BubbleTree
BubbleTree

Reputation: 606

For loop doesn't increase counter

static void nodes(String node) {
  int node_location;
  int i;
  int update_i=1;
  node_location=((node.indexOf("(("))-2);
  ArrayList<String> node_array = new ArrayList<String>();

  for( i=1;i<node_location;i++) {
    if(node.charAt(i)!=',') {
      if(node.charAt(i+1)==',' || node.charAt(i+1)==')')
        node_array.add(Character.toString(node.charAt(i)));
      else {
        for(int a=i+2;a<=node.indexOf("),");a++) {
          update_i++;
          if(node.charAt(a)==',') {
            node_array.add(node.substring(i, a));
            break;
          }
        }
        i=update_i;
      }
    }
  }
}

This method is supposed to take a string in the format of (1,2,3,4,5) and store the numbers (as strings) in an arraylist. The problem is when I have (1,2,333,4,5) for example my if statement should go to else and check how many places the digit is before we reach a comma. Then I take the substring of that and store it into my arraylist. The problem is that for some reason the location of I does not update when we get to our else statement (we have to increment more than what the for loop for I does because the digit was more than one place. However when I run it, my program prints out the following:

1
2
333
333
33
3
4
5

Upvotes: 0

Views: 1299

Answers (5)

brimborium
brimborium

Reputation: 9512

As your question already has been "skeeted", I just have the following remark:

I think you are far better off with regex in this example. Here is code that splits your example string:

import java.util.regex.Matcher;
import java.util.regex.Pattern;

public class Main {
    public static void main(String[] args) {
        String str = "(3,4,555,6,4)";

        Pattern pattern = Pattern.compile("\\d+");
        Matcher matcher = pattern.matcher(str);

        while (matcher.find()) {
            System.out.println("found: " + matcher.group());
        }
    }
}

output:

found: 3
found: 4
found: 555
found: 6
found: 4

Explanation: \d (\\d in Java to escape the '\') is the shorthand character class for a digit. The + means "previous term once or more". The + is greedy, so it takes as many of the digits into one match as possible. The rest of the code is just Java syntax for regex matching.

Upvotes: 2

Jonathan Drapeau
Jonathan Drapeau

Reputation: 2610

For what I understand and how you want to do it, there's a few mistakes in your code.

Starting with your node_location variable that is not initialized correctly, the code you provided makes sure the first loop is not even entered.

Your first loop starts at 1 while indexes of String are 0 based, meaning you're not checking the first character of the node.

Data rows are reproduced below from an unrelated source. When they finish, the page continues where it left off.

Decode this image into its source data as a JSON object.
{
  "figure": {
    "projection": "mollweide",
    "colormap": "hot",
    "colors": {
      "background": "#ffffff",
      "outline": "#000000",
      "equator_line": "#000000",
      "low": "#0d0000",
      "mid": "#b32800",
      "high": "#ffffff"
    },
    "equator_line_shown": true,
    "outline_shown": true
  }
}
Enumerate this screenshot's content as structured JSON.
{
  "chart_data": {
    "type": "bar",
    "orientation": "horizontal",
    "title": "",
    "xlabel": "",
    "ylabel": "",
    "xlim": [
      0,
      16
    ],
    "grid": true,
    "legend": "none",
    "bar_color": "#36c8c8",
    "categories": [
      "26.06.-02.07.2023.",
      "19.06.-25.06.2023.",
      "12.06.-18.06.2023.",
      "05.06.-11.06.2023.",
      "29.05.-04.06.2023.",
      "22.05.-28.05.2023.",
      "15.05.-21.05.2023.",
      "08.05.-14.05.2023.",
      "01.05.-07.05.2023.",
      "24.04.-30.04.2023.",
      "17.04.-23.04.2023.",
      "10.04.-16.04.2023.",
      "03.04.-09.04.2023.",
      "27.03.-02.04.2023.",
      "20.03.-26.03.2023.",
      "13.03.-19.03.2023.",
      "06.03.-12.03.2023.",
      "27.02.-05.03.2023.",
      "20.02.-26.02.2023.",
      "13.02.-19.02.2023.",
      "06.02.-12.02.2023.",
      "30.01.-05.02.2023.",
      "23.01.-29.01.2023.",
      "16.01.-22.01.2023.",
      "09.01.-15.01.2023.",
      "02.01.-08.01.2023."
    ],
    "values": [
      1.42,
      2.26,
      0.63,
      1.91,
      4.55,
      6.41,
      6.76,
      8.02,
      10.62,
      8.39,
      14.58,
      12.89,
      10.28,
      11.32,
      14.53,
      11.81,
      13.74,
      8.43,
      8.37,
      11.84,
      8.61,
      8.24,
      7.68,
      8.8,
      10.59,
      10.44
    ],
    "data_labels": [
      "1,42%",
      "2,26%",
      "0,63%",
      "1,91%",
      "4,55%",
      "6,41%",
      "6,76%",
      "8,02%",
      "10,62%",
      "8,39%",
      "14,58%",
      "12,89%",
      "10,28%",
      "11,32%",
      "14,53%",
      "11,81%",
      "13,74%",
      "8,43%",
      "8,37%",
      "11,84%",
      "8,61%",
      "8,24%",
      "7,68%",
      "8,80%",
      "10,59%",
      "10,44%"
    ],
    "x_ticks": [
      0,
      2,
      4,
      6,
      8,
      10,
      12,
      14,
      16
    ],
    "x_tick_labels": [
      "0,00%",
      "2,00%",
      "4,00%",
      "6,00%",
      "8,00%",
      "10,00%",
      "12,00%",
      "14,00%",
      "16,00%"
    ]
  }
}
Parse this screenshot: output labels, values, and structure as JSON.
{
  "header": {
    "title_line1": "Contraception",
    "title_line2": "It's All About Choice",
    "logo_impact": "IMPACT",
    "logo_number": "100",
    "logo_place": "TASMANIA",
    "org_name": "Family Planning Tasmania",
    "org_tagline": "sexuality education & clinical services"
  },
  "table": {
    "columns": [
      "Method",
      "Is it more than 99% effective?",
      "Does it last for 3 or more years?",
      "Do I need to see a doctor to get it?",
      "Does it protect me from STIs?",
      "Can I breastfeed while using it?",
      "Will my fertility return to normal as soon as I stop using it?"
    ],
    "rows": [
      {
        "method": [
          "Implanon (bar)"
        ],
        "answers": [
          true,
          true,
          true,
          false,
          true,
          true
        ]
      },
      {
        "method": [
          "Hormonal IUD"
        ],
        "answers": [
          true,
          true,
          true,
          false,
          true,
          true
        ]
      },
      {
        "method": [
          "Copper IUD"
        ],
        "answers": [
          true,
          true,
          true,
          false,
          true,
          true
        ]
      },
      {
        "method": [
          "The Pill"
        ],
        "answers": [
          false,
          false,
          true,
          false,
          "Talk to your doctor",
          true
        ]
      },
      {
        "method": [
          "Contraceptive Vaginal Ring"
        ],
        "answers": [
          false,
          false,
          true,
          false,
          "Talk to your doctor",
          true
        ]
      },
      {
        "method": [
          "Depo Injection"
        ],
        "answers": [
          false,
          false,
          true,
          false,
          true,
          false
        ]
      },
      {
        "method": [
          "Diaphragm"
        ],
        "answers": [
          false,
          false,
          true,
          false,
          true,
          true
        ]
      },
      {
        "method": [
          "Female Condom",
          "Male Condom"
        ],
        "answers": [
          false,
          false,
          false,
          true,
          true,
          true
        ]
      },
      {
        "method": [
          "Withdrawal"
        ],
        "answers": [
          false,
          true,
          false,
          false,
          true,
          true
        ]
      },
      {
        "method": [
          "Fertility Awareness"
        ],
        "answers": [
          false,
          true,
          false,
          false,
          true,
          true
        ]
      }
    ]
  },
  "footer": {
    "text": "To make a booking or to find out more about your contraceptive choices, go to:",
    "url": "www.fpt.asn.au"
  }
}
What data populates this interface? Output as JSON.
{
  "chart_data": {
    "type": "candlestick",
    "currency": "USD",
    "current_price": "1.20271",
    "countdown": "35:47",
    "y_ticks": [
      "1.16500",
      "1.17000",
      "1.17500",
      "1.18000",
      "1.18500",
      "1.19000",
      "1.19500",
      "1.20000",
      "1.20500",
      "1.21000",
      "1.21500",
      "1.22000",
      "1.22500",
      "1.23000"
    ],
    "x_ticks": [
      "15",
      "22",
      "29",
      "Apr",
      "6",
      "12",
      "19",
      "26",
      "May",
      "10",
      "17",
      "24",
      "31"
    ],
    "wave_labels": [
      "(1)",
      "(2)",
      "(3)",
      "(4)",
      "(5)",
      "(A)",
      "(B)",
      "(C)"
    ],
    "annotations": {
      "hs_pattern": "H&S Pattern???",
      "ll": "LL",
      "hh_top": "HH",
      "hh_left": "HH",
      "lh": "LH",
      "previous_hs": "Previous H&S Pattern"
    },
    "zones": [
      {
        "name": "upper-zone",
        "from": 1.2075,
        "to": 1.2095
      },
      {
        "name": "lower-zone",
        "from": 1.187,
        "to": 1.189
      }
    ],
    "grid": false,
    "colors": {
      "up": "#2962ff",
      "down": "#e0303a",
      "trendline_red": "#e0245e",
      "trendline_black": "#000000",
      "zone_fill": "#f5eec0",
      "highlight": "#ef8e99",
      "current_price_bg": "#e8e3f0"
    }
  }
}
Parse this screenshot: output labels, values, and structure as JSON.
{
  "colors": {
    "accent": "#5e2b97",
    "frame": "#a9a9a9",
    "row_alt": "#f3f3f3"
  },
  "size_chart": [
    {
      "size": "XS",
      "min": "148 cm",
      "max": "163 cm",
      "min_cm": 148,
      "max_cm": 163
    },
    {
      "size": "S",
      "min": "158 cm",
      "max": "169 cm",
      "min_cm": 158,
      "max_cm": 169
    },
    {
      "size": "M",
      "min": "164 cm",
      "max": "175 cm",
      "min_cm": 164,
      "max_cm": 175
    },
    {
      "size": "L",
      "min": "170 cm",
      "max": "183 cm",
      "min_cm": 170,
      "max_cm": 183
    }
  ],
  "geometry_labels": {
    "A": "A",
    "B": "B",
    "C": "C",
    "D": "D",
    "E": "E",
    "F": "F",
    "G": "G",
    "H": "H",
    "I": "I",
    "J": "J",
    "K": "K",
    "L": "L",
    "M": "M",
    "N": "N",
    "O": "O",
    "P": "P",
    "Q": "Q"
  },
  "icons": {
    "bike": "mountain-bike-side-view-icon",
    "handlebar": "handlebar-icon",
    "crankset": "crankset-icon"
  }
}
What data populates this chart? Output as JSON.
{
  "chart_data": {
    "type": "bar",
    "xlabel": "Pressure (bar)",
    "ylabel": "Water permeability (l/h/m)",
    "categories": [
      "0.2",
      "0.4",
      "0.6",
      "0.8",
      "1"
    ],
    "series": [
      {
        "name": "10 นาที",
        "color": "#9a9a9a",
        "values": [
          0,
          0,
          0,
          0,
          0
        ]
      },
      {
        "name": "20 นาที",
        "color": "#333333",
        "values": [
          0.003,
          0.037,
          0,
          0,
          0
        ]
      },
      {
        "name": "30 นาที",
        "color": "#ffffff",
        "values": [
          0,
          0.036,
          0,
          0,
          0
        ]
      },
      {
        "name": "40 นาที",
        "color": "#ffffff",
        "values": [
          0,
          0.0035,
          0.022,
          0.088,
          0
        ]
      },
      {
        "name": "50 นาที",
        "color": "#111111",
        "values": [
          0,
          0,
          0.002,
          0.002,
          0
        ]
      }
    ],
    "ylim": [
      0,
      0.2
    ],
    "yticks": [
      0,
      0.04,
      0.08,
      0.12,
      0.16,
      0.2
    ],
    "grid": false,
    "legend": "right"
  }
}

That loop also ends when i reaches node_location, but, if you want all the numbers between parenthesis in node, it should stop when reaching the closing one. So node_location should be initialized with the index of ) in node. This is assuming you only have 1 closing parenthesis.

Before your second loop, you should be initializing update_1 with i or you'll update i, after the loop, with 1 + the number of loop done in your else.

Your second loop is not correct either. What you want to do is lopp until you reach a coma or a closing parenthesis. The way you coded the loop for the String you're expecting, as Jon Skeet pointed out, it will return -1 and won't enter the loop.

You should have the same condition to check if you're done with your multiple characters number as you got before if (node.charAt(i + 1) == ',' || node.charAt(i + 1) == ')') {. You'll need a variable (either String or StringBuilder) to gather all the characters forming your number so you can add it, once you have them all, to node_array. That loop should also ends, if the if is not matched, when it reached node_location.

As many mentionned, there's better, simpler solutions to your needs but what I provided here is a good start to improve your own code.

Upvotes: 0

Abubakkar
Abubakkar

Reputation: 15644

I think you should use split method of String class as it will be much easier :

static void nodes(String node)
{

   ArrayList<String> node_array = new ArrayList<String>();
   String allValues[] = node.split(",");
   for(String value : allValues){
      node_array.add(value);
   }
}

Upvotes: 0

Jon Skeet
Jon Skeet

Reputation: 1500055

It's hard to understand both your code and your question, unfortunately - but this looks relevant:

for(int a=i+2;a<=node.indexOf("),");a++)

Given that your original string doesn't contain ")," at all, indexOf will return -1, and you'll never go into your loop body. Therefore update_i will never be incremented, and you'll set i back to 1.

I would strongly advise you to completely rewrite your code - at the moment it looks way too complicated for what it's achieving. Can't you split on , and then remove any non-digit characters from each string?

Upvotes: 7

NPE
NPE

Reputation: 500247

I think one of the problems is that you only initialize update_i at the top, instead of doing it every time you enter the else branch.

P.S. Why all the complexity and not just:

String[] tok = node.split(",");

having removed the parentheses first?